Paulson met President Hu Jintao, Vice Premier Wu Yi and other top officials in an effort to keep his “strategic economic dialogue” with China on track amid increasing anti-China sentiment in the U.S. Congress.
Paulson said he conveyed to them the increasing frustration of many U.S. lawmakers who view the yuan as deliberately undervalued to keep Chinese products cheap in U.S. stores and drive American competitors out of business.
“No one in Congress is expecting me to come back with a deal on the currency,” he said, adding that he must work harder to allay lawmakers’ concerns about China.
The U.S. Senate Banking Committee voted 17-4 on Wednesday to approve a bill that would make it harder to avoid citing China as a currency manipulator, a week after the Senate Finance Committee passed a measure that would allow companies to seek countervailing duties against products from countries with currencies deemed “fundamentally misaligned.”
But Paulson also told Hu, Wu and other officials that he believes legislation is the wrong approach to persuading China to move on the yuan, preferring multilateral dialogue instead.

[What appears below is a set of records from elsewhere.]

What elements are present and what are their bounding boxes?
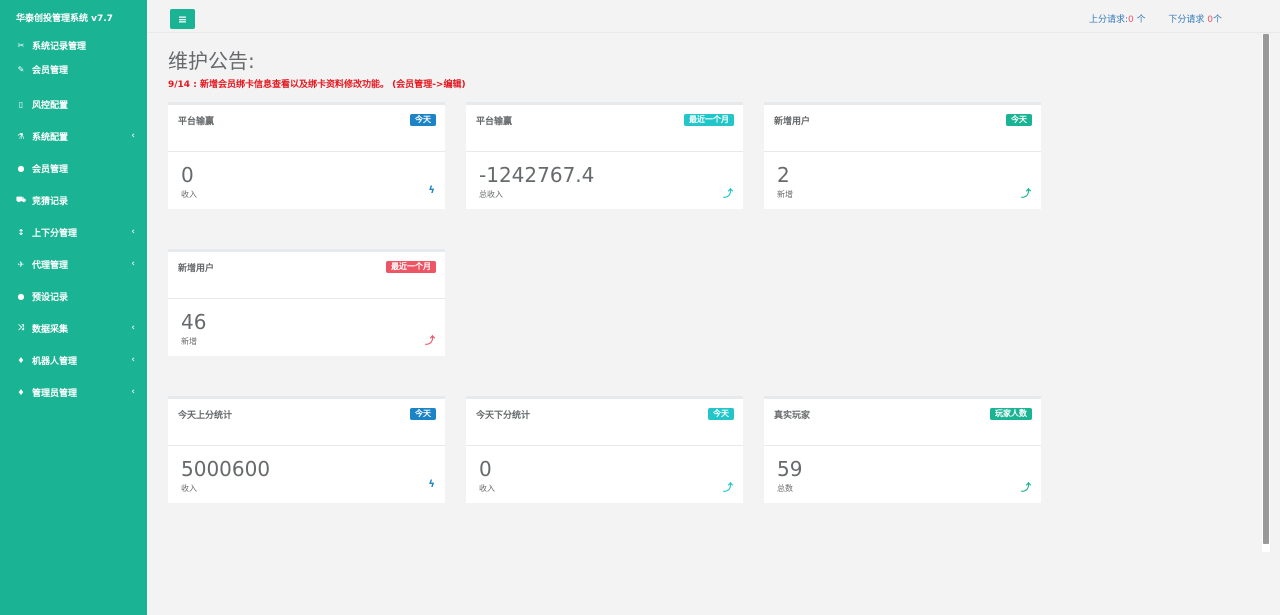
sidebar-item-risk-config[interactable]: ▯ 风控配置 — [0, 92, 147, 116]
level-up-icon: ↕ — [17, 227, 25, 237]
stat-card-platform-today: 平台输赢 今天 0 收入 ϟ — [168, 102, 445, 209]
bolt-icon: ϟ — [428, 479, 435, 490]
hamburger-icon: ≡ — [177, 12, 188, 26]
card-sub-label: 新增 — [777, 190, 793, 199]
level-up-icon: ⤴ — [425, 336, 435, 347]
card-value: 59 — [777, 457, 803, 481]
notice-title: 维护公告: — [168, 49, 255, 73]
sidebar-item-system-records[interactable]: ✂ 系统记录管理 — [0, 33, 147, 57]
stat-card-credit-in-today: 今天上分统计 今天 5000600 收入 ϟ — [168, 396, 445, 503]
sidebar-item-label: 管理员管理 — [32, 388, 78, 399]
level-up-icon: ⤴ — [723, 189, 733, 200]
sidebar-item-label: 系统配置 — [32, 132, 69, 143]
car-icon: ⛟ — [16, 195, 27, 204]
chevron-left-icon: ‹ — [131, 259, 135, 269]
chevron-left-icon: ‹ — [131, 227, 135, 237]
card-value: -1242767.4 — [479, 163, 595, 187]
user-icon: ● — [17, 163, 25, 173]
level-up-icon: ⤴ — [1021, 189, 1031, 200]
paper-plane-icon: ✈ — [17, 259, 25, 269]
pencil-icon: ✎ — [17, 64, 25, 74]
stat-card-new-users-month: 新增用户 最近一个月 46 新增 ⤴ — [168, 249, 445, 356]
top-navbar: ≡ 上分请求:0 个 下分请求 0个 — [147, 0, 1280, 33]
person-icon: ♦ — [17, 355, 25, 365]
sidebar-item-label: 会员管理 — [32, 65, 69, 76]
sidebar-item-member-admin[interactable]: ● 会员管理 — [0, 156, 147, 180]
sidebar-item-preset-records[interactable]: ● 预设记录 — [0, 284, 147, 308]
sidebar: 华泰创投管理系统 v7.7 ✂ 系统记录管理 ✎ 会员管理 ▯ 风控配置 ⚗ 系… — [0, 0, 147, 615]
stat-card-credit-out-today: 今天下分统计 今天 0 收入 ⤴ — [466, 396, 743, 503]
sidebar-item-members[interactable]: ✎ 会员管理 — [0, 57, 147, 81]
menu-toggle-button[interactable]: ≡ — [170, 9, 195, 29]
card-sub-label: 总收入 — [479, 190, 503, 199]
sidebar-item-robot-management[interactable]: ♦ 机器人管理 ‹ — [0, 348, 147, 372]
sidebar-item-label: 竞猜记录 — [32, 196, 69, 207]
chevron-left-icon: ‹ — [131, 355, 135, 365]
sidebar-item-agent-management[interactable]: ✈ 代理管理 ‹ — [0, 252, 147, 276]
notice-text: 9/14 : 新增会员绑卡信息查看以及绑卡资料修改功能。 (会员管理->编辑) — [168, 80, 466, 90]
sidebar-item-label: 风控配置 — [32, 100, 69, 111]
sidebar-item-credit-management[interactable]: ↕ 上下分管理 ‹ — [0, 220, 147, 244]
card-value: 0 — [479, 457, 492, 481]
sidebar-item-label: 代理管理 — [32, 260, 69, 271]
card-title: 真实玩家 — [774, 411, 811, 421]
request-counters: 上分请求:0 个 下分请求 0个 — [1089, 12, 1222, 25]
sidebar-item-label: 预设记录 — [32, 292, 69, 303]
card-badge: 今天 — [708, 408, 734, 420]
file-icon: ▯ — [18, 99, 24, 109]
card-title: 今天上分统计 — [178, 411, 233, 421]
sidebar-item-label: 会员管理 — [32, 164, 69, 175]
card-value: 2 — [777, 163, 790, 187]
stat-card-platform-month: 平台输赢 最近一个月 -1242767.4 总收入 ⤴ — [466, 102, 743, 209]
sidebar-item-system-config[interactable]: ⚗ 系统配置 ‹ — [0, 124, 147, 148]
card-sub-label: 收入 — [479, 484, 495, 493]
sidebar-item-label: 机器人管理 — [32, 356, 78, 367]
sidebar-item-label: 上下分管理 — [32, 228, 78, 239]
scissors-icon: ✂ — [17, 40, 25, 50]
brand-title: 华泰创投管理系统 v7.7 — [16, 14, 113, 24]
card-sub-label: 收入 — [181, 484, 197, 493]
up-request-link[interactable]: 上分请求:0 个 — [1089, 15, 1146, 25]
sidebar-item-bet-records[interactable]: ⛟ 竞猜记录 — [0, 188, 147, 212]
stat-card-new-users-today: 新增用户 今天 2 新增 ⤴ — [764, 102, 1041, 209]
sidebar-item-data-collection[interactable]: ⤨ 数据采集 ‹ — [0, 316, 147, 340]
card-badge: 最近一个月 — [684, 114, 734, 126]
level-up-icon: ⤴ — [723, 483, 733, 494]
card-badge: 玩家人数 — [990, 408, 1032, 420]
chevron-left-icon: ‹ — [131, 131, 135, 141]
card-title: 平台输赢 — [178, 117, 215, 127]
shuffle-icon: ⤨ — [17, 323, 25, 332]
chevron-left-icon: ‹ — [131, 387, 135, 397]
stat-card-real-players: 真实玩家 玩家人数 59 总数 ⤴ — [764, 396, 1041, 503]
card-value: 0 — [181, 163, 194, 187]
sidebar-item-admin-management[interactable]: ♦ 管理员管理 ‹ — [0, 380, 147, 404]
card-badge: 今天 — [410, 408, 436, 420]
card-sub-label: 新增 — [181, 337, 197, 346]
down-request-link[interactable]: 下分请求 0个 — [1168, 15, 1222, 25]
card-title: 今天下分统计 — [476, 411, 531, 421]
card-sub-label: 收入 — [181, 190, 197, 199]
card-title: 新增用户 — [774, 117, 811, 127]
scrollbar-thumb[interactable] — [1263, 34, 1269, 544]
bolt-icon: ϟ — [428, 185, 435, 196]
card-sub-label: 总数 — [777, 484, 793, 493]
card-badge: 最近一个月 — [386, 261, 436, 273]
card-title: 新增用户 — [178, 264, 215, 274]
chevron-left-icon: ‹ — [131, 323, 135, 333]
user-icon: ● — [17, 291, 25, 301]
card-badge: 今天 — [410, 114, 436, 126]
sidebar-item-label: 系统记录管理 — [32, 41, 87, 52]
level-up-icon: ⤴ — [1021, 483, 1031, 494]
flask-icon: ⚗ — [17, 131, 25, 141]
card-value: 46 — [181, 310, 207, 334]
card-title: 平台输赢 — [476, 117, 513, 127]
person-icon: ♦ — [17, 387, 25, 397]
sidebar-item-label: 数据采集 — [32, 324, 69, 335]
card-badge: 今天 — [1006, 114, 1032, 126]
card-value: 5000600 — [181, 457, 271, 481]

In a positive step, he said China had agreed to move up to October from December the date by which it will lift a moratorium on the approval of new foreign-invested brokerage joint ventures.
The December date had been reached at the May strategic economic dialogue meeting in Washington. Another meeting is set for December in Beijing and Paulson said a gathering of lower-level officials would take place in October.
Paulson also said he called for more foreign access to China’s financial services, but said there is strong resistance to this from “entrenched domestic competition” that want to remain protected from foreign firms.
Wu, Paulson’s counterpart in the strategic economic dialogue talks, on Tuesday lectured Paulson on China’s economic challenges, saying China was too poor to be an economic threat and was too concerned with feeding and clothing 1.3 billion people.
“Who could we threaten? We don’t have the ability. China does not and will never threaten anyone,” she told Paulson.
Her comments went to the heart of Beijing’s refusal to permit a more rapid rise in the yuan: officials fear a stronger currency could not only destroy millions of export-oriented jobs but would also make it tough for peasants who make up over 60 percent of its population to compete against cheaper food imports.